Dans sa maison au bord de la mer, elle s'ennuie, beaucoup. Et elle aime ça. Elle n'a plus travail, et alors ? Après tout, ils sont nombreux ceux qui n'ont plus de travail aujourd'hui. Elle faisait partie d'une élite, d'avoir un emploi dans une grande entreprise. Elle va pouvoir faire comme eux, tous ces sans-emplois, qui profitent des richesses crées par les machines pour ne rien faire. Elle s'installe dans son ermitage et écoute le monde tourner autour d'elle. Son sairvo lui permet d'avoir les informations terrestres. Tout continue comme avant. Elle rit. Après tout elle n'était qu'un rouage dans une machine, le monde ne s'est pas arrêté parce qu'elle est partie. Au début elle cherche à recréer sa vie d'avant, elle sort, elle va en ville. Beringovski est une bourgade par rapport à Berlin. Mais elle est vite sollicitée pour se rendre utile. Puisqu'elle crée des IA, peut-être qu'elle peut améliorer celle qui gère les déchets de la ville ? Ou alors terminer le RockBreaker qui a été laissé en plan et finir enfin la transformation de la baie en mer intérieure ? Ou peut-être … STOP.

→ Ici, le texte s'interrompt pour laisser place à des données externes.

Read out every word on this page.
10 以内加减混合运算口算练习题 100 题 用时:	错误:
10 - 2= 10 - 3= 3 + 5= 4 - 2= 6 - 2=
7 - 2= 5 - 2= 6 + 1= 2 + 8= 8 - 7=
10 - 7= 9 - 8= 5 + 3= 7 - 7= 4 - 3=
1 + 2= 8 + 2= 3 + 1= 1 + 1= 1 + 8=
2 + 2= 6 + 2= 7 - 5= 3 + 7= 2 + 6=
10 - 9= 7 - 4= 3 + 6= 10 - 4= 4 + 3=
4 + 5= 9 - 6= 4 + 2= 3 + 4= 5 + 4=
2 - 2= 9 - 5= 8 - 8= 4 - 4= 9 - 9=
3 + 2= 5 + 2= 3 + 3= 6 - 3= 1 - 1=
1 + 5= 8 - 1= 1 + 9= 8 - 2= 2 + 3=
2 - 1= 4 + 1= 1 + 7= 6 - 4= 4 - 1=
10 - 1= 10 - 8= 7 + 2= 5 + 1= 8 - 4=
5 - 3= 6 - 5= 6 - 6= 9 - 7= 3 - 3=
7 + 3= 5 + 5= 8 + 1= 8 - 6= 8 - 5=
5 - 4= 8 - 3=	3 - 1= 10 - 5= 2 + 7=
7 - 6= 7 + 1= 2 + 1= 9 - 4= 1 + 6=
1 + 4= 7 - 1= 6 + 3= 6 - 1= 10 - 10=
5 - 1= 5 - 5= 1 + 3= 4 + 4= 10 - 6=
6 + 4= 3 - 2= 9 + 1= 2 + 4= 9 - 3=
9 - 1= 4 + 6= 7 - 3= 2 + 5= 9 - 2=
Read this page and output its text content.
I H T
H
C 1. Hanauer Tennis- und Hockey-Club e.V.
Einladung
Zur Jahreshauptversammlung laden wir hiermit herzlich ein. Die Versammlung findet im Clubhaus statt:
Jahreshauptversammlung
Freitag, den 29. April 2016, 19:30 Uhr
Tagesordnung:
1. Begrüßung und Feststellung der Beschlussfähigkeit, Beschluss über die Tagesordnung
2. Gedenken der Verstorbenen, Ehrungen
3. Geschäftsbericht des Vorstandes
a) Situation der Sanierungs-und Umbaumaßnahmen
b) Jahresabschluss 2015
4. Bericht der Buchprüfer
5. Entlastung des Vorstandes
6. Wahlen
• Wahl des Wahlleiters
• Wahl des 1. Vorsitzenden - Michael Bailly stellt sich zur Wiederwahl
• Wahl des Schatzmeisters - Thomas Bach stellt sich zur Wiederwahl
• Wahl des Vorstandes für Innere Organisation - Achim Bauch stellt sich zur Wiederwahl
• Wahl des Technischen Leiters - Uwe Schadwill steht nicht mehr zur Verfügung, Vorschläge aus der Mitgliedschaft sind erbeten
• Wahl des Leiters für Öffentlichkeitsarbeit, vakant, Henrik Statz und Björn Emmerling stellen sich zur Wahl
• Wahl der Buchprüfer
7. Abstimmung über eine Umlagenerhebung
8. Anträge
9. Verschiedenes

Elle décide qu'elle est venue ici pour ne rien faire. Alors elle retourne chez elle, et elle n'en sort plus. Les informations lui suffisent. Elle cultive son potager, se promène. Le bord de mer près de chez elle est déchiqueté, un amas de rocs hostiles, noirs, glissants. Elle aime les escalader pendant des heures. Elle tombe, redécouvre la douleur physique. Celle qu'elle connaissait quand elle a appris à marcher et qu'elle tombait tout le temps. Elle apprend de nouveau à marcher, puis à sauter et à courir. Ces rochers sont sa nouvelle rue, le trajet qu'elle peut faire sans y penser. Elle connaît chaque trou d'eau, chaque recoin. Assise sur le roc glacé, elle sent le froid qui la pénètre de plus en plus profond. Elle ne bouge pas, elle observe la marée qui monte. L'eau qui vient lécher le trou d'eau, une crevette s'échappe.

 

Le potager est à l'abandon. Il produisait beaucoup trop de légumes pour elle toute seule. Elle était obligée de jeter et automatiquement une alarme informait la gestion des déchets de la ville. Elle a eu affaire deux fois aux poubelleurs, ces immenses machines armées de dizaines de bras mécaniques et d'une infanterie de babybots. Ils sont venus chercher ses déchets, les ont triés, leur ont donné à chacun un code barre, scanné, mis dans des boites et emmenés pour le recyclage. Elle s'est demandé à quel moment les bennes allaient la prendre pour un déchet et lui mettre un code barre. Elles sont parties et elle est restée là, debout au milieu de sa maison nettoyée, aussi vide et sans âme qu'elle.

Elle n'a plus grand chose à faire. Les informations du monde extérieur ne l'intéressent plus. Elle laisse son sairvo vagabonder sur le réseau et lui fournir des images mais, même ça, la fatigue. La plupart du temps elle s'asseoit sur un banc et regarde la mer, sent le vent sur son visage amaigri. Elle a froid, souvent, mais c'est tellement bon d'avoir froid après des années dans la chaleur étouffante de Berlin.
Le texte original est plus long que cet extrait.